From Active Directory make a note of the fully qualified DNS name as you will need this later (lonvdevsql01.pat.example.com). The SQL Server needs to allow delegation in Active Directory by setting “Trust this computer for delegation to any service (Kerberos only)” on the Delegation tab.
SQL Server needs to be running under a network account with delegation enabled. Make sure that “Account is sensitive and cannot be delegated” is unchecked and “Trust this user for delegation to any service (Kerberos only)” is selected on the Delegation tab. The account needs to be a member of Domain Users for the same domain as the server.
You will now need to add a Server Principle Name (SPN) to the network account. Either (a) or (b) below.
a) You can either use the SETSPN tool:
setspn -A MSSQLSvc/LONVDEVSQL01.pat.example.com:1433 EXAMPLE\LONVDEVSQL01
setspn -A MSSQLSvc/LONVDEVSQL01:1433 EXAMPLE\LONVDEVSQL01
b) Or use ADSIEDIT.MSC to add the same two values to the servicePrincipalName attribute of the service account LONVDEVSQL01-SVC.
Using SQL Server Configuration Manager alter the protocols to only enable TCP/IP (under SQL Server Network Configuration). The SQL Server needs to be running under the network service account. In the SQL Server Configuration Manager (under SQL Server Services), change SQL Server to run under the network service account (LONVDEVSQL01-SVC). In this example the SQL Server Agent has also been set to run under its own network service account although this is not required for delegation it is good practice to have it running under a different account to the SQL Server service so that any failure (or lock out) from the SQL Server Agents activities does not affect the SQL Server itself. After making all of these changes you will need to at least restart SQL Server but just to be sure you probably want to restart the server itself.
The Web server (LONDEVWEB01 in this example) needs to allow delegation in Active Directory by setting “Trust this computer for delegation to any service (Kerberos only)” on the Delegation tab. This step may not required for the majority of authentication/impersonation scenarios but may as well get it in place for those that do require it.
By default in IIS7 the bare minimum is installed so that there is only enough to allow the welcome page to appear on the default website. We need to install Windows Authentication under the Web Server (IIS) Security section in Server Manager by clicking Add Role Service.
In Internet Information Services (IIS) Manager you can now add your websites and modify the authentication to use the correct method. For a website using Windows Authentication where impersonation of the user credentials or another network account is used we need to enable both Windows Authentication and ASP.NET Impersonation and disable all the methods not in use (especially Anonymous).
If the impersonation uses an account other than the users you can set the username and password by right clicking ASP.NET Impersonation and clicking Edit.
On Windows Authentication there is an option to remove Kernal-mode authentication but for our purposes we do not want to do this so we keep the default setting (checked).
It is good practice to run each website in its own application pool so any problems with sites outside of its control do not affect this site. The Identity should be set to Network Service and Load User Profile to True (I don’t know if this last step is actually necessary).

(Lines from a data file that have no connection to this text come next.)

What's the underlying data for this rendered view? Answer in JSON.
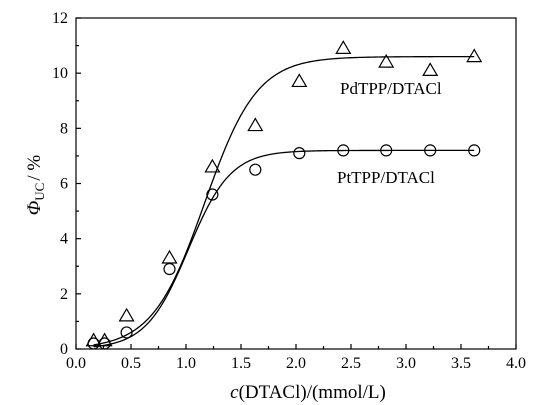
{
  "chart_data": {
    "type": "scatter",
    "title": "",
    "xlabel": {
      "italic": "c",
      "text": "(DTACl)/(mmol/L)"
    },
    "ylabel": {
      "symbol": "Φ",
      "subscript": "UC",
      "text": "/ %"
    },
    "xlim": [
      0.0,
      4.0
    ],
    "ylim": [
      0,
      12
    ],
    "xticks": [
      "0.0",
      "0.5",
      "1.0",
      "1.5",
      "2.0",
      "2.5",
      "3.0",
      "3.5",
      "4.0"
    ],
    "yticks": [
      "0",
      "2",
      "4",
      "6",
      "8",
      "10",
      "12"
    ],
    "grid": false,
    "series": [
      {
        "name": "PdTPP/DTACl",
        "marker": "triangle",
        "x": [
          0.16,
          0.26,
          0.46,
          0.85,
          1.24,
          1.63,
          2.03,
          2.43,
          2.82,
          3.22,
          3.62
        ],
        "y": [
          0.3,
          0.3,
          1.2,
          3.3,
          6.6,
          8.1,
          9.7,
          10.9,
          10.4,
          10.1,
          10.6
        ],
        "fit": {
          "model": "sigmoid",
          "max": 10.6,
          "x0": 1.17,
          "k": 4.2
        }
      },
      {
        "name": "PtTPP/DTACl",
        "marker": "circle",
        "x": [
          0.16,
          0.26,
          0.46,
          0.85,
          1.24,
          1.63,
          2.03,
          2.43,
          2.82,
          3.22,
          3.62
        ],
        "y": [
          0.2,
          0.2,
          0.6,
          2.9,
          5.6,
          6.5,
          7.1,
          7.2,
          7.2,
          7.2,
          7.2
        ],
        "fit": {
          "model": "sigmoid",
          "max": 7.2,
          "x0": 1.02,
          "k": 5.2
        }
      }
    ]
  }
}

Make sure the website is running under its own application pool (if you have set one up) and then restart the website.
If for any reason it does not work then the server may have had Kerberos authentication removed. The best place to check is C:\Windows\System32\inetsrv\config\applicationHost.config. Open it in Notepad and look for the Windows Authentication Providers. Negotiate needs to be above NTLM.
I hope you have found this useful. Unfortunately, I will not be able to answer questions here on any specific set-up – you should contact an IT consultant if you need help.
Whatever you are doing over the coming festive period, I hope you have a great time.